The Government tasked PHARMAC to begin managing hospital medical devices on behalf of DHBs in 2012. The expectation is that the PHARMAC model will achieve value for money and allow people around the country to have equitable access to treatments wherever they live.
Eventually PHARMAC will be responsible for the management of hospital medical devices. We are taking a phased approach which means moving forward in a carefully planned way.
We have spent a lot of time consulting with the health sector about how we do this, and feedback has helped inform our processes and the activity we have already completed.
Engaging with clinicians and the wider health sector continues to be the cornerstone of PHARMAC’s work. We are committed to developing and enhancing our relationships with the large and varied group of people who interact with hospital medical devices in DHBs.
PHARMAC will continue to work in a transparent and consultative way with the sector, to achieve the objectives the Crown has set for us.
We welcome your comments and feedback about the proposed approach at any time.
Areas of activity
Through consulting with the sector and our wider stakeholders, we identified categories to begin national contracting work.
Current areas of activity:
- wound care
- disposable laparoscopic devices
- interventional cardiology
- orthopaedic products
- sterilisation packaging products and associated consumables
- medical thermometer products
- single use instruments
- surgical gloves
- hand hygiene
- venous thromboembolism prevention devices.
When we are ready to progress to further categories of medical devices, we will consult with the sector again.
Stages of activity
1. National contracting
Our initial work starts with negotiating national contracts with suppliers to set national prices on items that DHBs are already purchasing. So far we’ve been able to achieve annual savings to DHBs of around $5 million, based on current volume. There is the potential for greater savings if DHBs make further use of PHARMAC-negotiated contracts.

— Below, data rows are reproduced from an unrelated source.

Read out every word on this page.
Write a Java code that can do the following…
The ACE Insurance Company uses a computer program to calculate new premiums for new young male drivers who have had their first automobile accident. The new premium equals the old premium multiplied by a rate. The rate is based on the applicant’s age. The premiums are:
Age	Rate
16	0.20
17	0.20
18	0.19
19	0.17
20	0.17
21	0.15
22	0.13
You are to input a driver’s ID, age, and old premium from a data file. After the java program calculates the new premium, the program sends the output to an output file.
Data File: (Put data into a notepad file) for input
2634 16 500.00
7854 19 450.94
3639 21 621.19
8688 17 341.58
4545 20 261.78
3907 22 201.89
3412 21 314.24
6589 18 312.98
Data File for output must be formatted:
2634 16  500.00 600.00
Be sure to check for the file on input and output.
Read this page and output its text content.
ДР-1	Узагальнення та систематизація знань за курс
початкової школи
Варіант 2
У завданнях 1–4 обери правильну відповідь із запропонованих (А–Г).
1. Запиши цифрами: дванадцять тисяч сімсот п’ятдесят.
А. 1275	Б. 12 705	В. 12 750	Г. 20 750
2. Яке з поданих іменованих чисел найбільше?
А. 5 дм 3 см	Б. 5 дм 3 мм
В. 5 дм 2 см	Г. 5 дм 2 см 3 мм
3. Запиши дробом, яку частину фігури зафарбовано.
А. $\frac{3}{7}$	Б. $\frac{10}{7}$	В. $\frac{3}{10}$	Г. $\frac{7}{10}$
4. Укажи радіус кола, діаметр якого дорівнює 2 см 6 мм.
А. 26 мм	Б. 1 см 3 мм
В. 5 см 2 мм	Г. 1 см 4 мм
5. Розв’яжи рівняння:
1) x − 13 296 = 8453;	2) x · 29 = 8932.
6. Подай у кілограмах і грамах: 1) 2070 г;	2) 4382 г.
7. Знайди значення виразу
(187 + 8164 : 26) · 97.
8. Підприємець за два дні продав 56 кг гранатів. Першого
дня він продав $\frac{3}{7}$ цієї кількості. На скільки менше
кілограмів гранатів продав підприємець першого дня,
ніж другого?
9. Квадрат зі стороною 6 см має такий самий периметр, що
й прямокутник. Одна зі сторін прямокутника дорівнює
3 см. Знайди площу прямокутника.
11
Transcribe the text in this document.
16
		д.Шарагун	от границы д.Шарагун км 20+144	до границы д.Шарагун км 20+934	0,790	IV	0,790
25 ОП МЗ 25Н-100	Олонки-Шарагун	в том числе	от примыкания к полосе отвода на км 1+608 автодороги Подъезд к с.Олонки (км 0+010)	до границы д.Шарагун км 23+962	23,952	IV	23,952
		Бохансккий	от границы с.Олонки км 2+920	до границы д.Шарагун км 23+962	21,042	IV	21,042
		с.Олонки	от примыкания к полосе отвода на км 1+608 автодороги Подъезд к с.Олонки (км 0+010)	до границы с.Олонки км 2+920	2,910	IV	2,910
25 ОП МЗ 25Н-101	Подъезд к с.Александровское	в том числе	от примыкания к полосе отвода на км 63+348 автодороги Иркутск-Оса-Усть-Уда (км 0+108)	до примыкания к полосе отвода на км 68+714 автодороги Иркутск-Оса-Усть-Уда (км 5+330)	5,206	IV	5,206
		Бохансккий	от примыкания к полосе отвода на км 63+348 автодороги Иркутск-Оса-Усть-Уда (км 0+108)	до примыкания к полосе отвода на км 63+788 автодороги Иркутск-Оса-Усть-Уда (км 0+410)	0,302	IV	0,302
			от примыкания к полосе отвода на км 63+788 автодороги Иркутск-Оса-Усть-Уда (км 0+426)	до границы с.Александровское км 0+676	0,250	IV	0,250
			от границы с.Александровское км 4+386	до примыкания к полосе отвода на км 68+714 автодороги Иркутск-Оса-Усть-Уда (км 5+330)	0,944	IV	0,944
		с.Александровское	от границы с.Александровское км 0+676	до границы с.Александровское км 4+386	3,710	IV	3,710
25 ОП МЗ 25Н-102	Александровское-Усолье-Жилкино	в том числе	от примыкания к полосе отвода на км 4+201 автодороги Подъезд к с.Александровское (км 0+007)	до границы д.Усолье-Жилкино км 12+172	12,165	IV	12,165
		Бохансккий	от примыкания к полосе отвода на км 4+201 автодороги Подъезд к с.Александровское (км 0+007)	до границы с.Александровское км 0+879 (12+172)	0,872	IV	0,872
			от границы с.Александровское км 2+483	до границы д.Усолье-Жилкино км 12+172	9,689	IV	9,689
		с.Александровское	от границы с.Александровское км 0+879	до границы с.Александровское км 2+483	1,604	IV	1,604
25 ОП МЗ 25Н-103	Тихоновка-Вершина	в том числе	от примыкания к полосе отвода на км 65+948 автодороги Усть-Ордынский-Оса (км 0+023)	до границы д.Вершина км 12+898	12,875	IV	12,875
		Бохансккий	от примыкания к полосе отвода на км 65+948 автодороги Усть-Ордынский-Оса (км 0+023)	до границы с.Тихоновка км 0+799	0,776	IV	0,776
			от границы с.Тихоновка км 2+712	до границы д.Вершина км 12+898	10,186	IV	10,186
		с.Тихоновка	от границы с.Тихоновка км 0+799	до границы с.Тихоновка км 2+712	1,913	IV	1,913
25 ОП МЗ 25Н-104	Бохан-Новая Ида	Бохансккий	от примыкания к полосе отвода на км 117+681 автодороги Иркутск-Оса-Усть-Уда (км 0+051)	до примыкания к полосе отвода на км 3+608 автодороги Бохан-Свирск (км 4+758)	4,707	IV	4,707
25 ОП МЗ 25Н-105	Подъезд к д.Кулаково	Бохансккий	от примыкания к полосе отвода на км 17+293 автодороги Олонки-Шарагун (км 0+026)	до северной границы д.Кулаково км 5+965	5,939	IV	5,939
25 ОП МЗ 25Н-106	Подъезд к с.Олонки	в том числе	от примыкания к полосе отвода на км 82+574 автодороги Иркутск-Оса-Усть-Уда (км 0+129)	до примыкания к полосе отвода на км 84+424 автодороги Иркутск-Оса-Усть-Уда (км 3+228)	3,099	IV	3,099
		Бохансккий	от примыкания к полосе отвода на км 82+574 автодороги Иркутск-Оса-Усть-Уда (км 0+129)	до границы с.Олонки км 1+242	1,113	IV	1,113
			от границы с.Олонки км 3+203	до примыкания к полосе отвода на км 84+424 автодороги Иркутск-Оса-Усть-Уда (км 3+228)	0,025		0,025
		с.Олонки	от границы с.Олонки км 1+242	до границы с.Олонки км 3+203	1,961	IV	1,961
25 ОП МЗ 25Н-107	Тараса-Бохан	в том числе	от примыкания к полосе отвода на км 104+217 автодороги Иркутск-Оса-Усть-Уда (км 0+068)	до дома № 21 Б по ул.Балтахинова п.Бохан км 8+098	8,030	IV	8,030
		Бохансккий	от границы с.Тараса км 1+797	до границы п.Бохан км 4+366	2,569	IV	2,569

In this stage, DHBs can continue using the products that they currently purchase. For any products they purchase that PHARMAC has a contract for, they will need to utilise the PHARMAC national agreements at the new pricing.

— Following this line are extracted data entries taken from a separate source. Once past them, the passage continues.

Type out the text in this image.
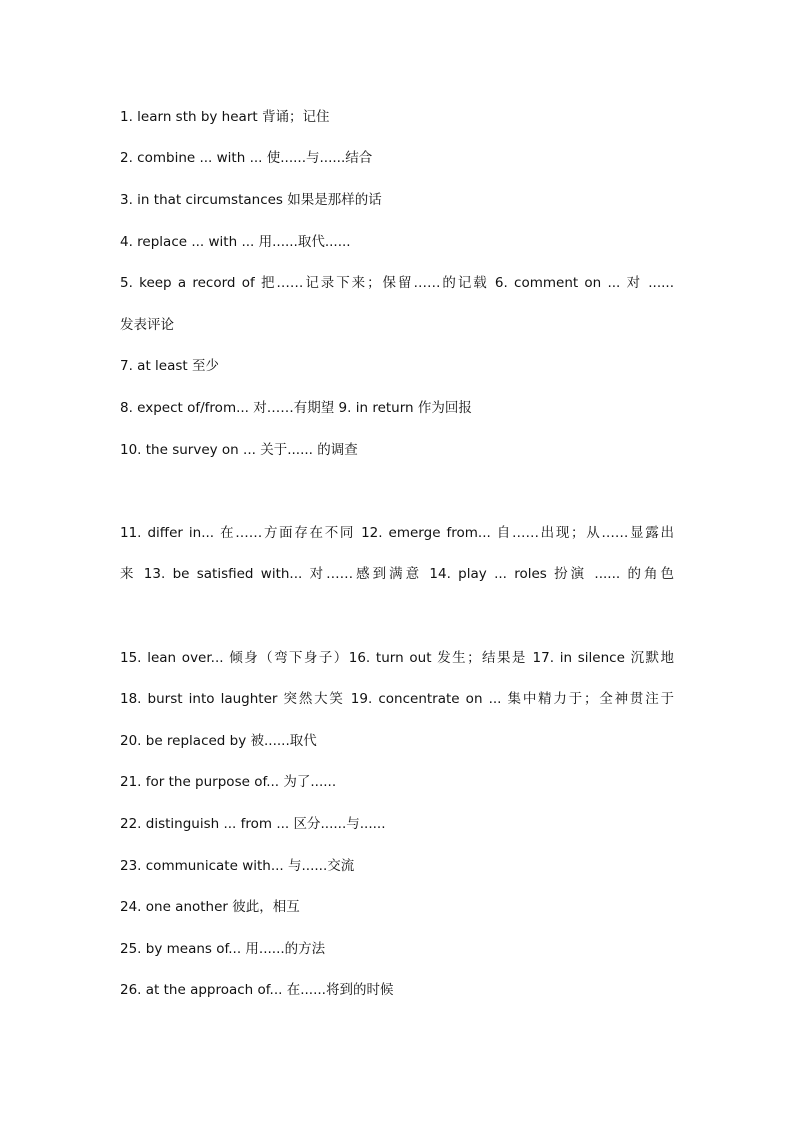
1. learn sth by heart 背诵；记住
2. combine ... with ... 使......与......结合
3. in that circumstances 如果是那样的话
4. replace ... with ... 用......取代......
5. keep a record of 把……记录下来；保留……的记载 6. comment on ... 对 ......
发表评论
7. at least 至少
8. expect of/from... 对……有期望 9. in return 作为回报
10. the survey on ... 关于...... 的调查
11. differ in... 在……方面存在不同 12. emerge from... 自……出现；从……显露出
来 13. be satisfied with... 对……感到满意 14. play ... roles 扮演 ...... 的角色
15. lean over... 倾身（弯下身子）16. turn out 发生；结果是 17. in silence 沉默地
18. burst into laughter 突然大笑 19. concentrate on ... 集中精力于；全神贯注于
20. be replaced by 被......取代
21. for the purpose of... 为了......
22. distinguish ... from ... 区分......与......
23. communicate with... 与......交流
24. one another 彼此，相互
25. by means of... 用......的方法
26. at the approach of... 在......将到的时候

The aim of this work is to offer early savings for the sector on products DHBs are already using, but it is also helping inform how we plan to do things going forward.
We now have national contracts covering over 14,600 medical device items in half of the categories we are initially working in. While our national contracting work continues in these categories, we are now also ready to move to a more competitive process.

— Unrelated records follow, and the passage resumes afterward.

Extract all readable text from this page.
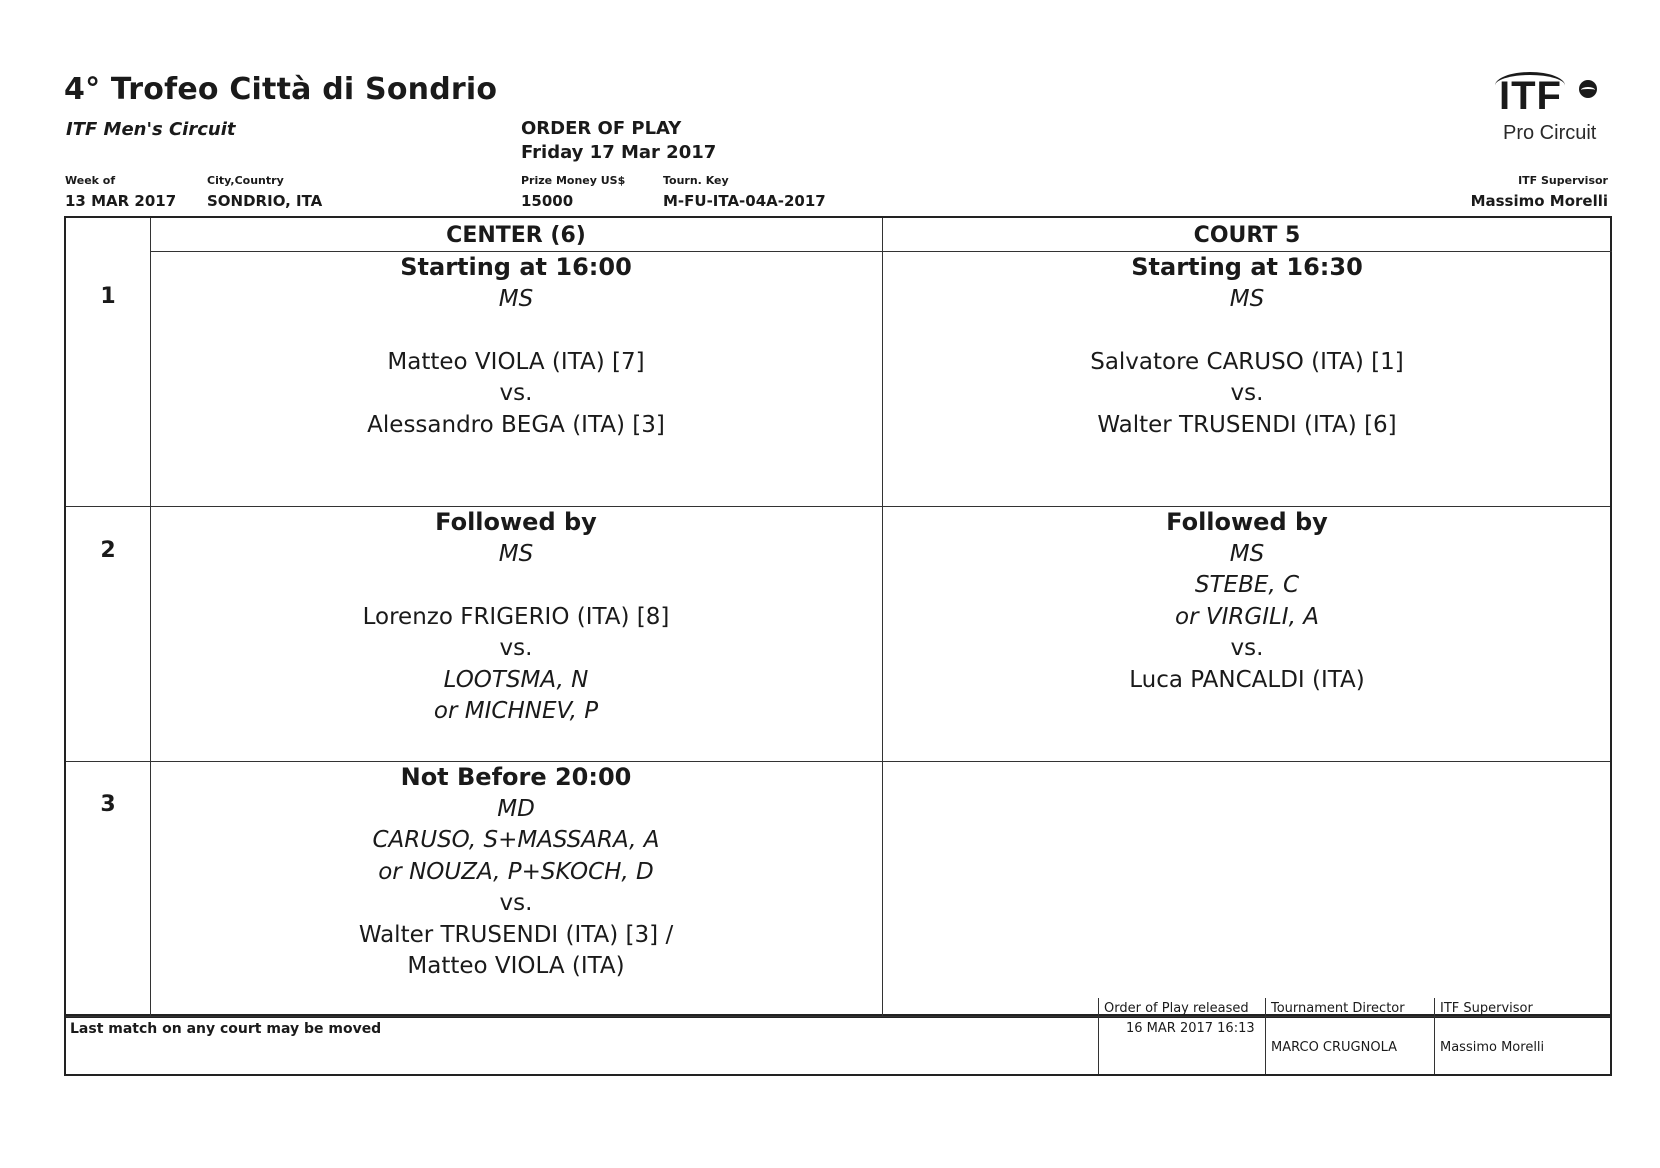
4° Trofeo Città di Sondrio
ITF Men's Circuit	ORDER OF PLAY
Friday 17 Mar 2017
Week of
13 MAR 2017
City,Country
SONDRIO, ITA
Prize Money US$
15000
Tourn. Key
M-FU-ITA-04A-2017
ITF Supervisor
Massimo Morelli
ITF
Pro Circuit
CENTER (6)	COURT 5
1
2
3
Starting at 16:00
MS
Matteo VIOLA (ITA) [7]
vs.
Alessandro BEGA (ITA) [3]
Starting at 16:30
MS
Salvatore CARUSO (ITA) [1]
vs.
Walter TRUSENDI (ITA) [6]
Followed by
MS
Lorenzo FRIGERIO (ITA) [8]
vs.
LOOTSMA, N
or MICHNEV, P
Followed by
MS
STEBE, C
or VIRGILI, A
vs.
Luca PANCALDI (ITA)
Not Before 20:00
MD
CARUSO, S+MASSARA, A
or NOUZA, P+SKOCH, D
vs.
Walter TRUSENDI (ITA) [3] /
Matteo VIOLA (ITA)
Last match on any court may be moved
Order of Play released
16 MAR 2017 16:13
Tournament Director
MARCO CRUGNOLA
ITF Supervisor
Massimo Morelli
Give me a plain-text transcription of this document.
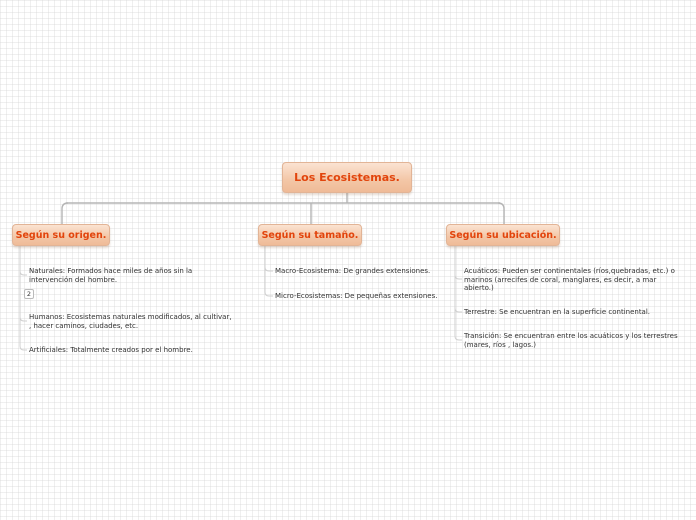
Los Ecosistemas.
Según su origen.	Según su tamaño.	Según su ubicación.
Naturales: Formados hace miles de años sin la intervención del hombre.
2
Humanos: Ecosistemas naturales modificados, al cultivar, , hacer caminos, ciudades, etc.
Artificiales: Totalmente creados por el hombre.
Macro-Ecosistema: De grandes extensiones.
Micro-Ecosistemas: De pequeñas extensiones.
Acuáticos: Pueden ser continentales (ríos,quebradas, etc.) o marinos (arrecifes de coral, manglares, es decir, a mar abierto.)
Terrestre: Se encuentran en la superficie continental.
Transición: Se encuentran entre los acuáticos y los terrestres (mares, ríos , lagos.)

2. Market share procurement
This next stage of our medical devices activity sees us offering suppliers an assured portion of the market in return for competitive pricing and a quality range of products.
Unlike the national contracting stage where DHBs can choose whether to change products or not, this stage requires DHBs to purchase products for which PHARMAC has market share agreements in place. This will happen in a staged process at the same time as national contracting. For some categories we will continue to negotiate national contracts and for others, we will begin to move some products to market share agreements. Where market share agreements are entered, DHB hospitals will be required to purchase from a select number of suppliers (this is the case for community and hospital medicines).
PHARMAC consulted in April 2015 about our proposed approach to market share procurement and what this would look like for wound care, for which national contracting has been substantially completed. The market information and clinical advice we’ve received from the Wound Care Advisory Group (WCAG) has enabled us to progress to a market share approach in some wound care ranges. We will consult on any proposed agreements that might arise from this process.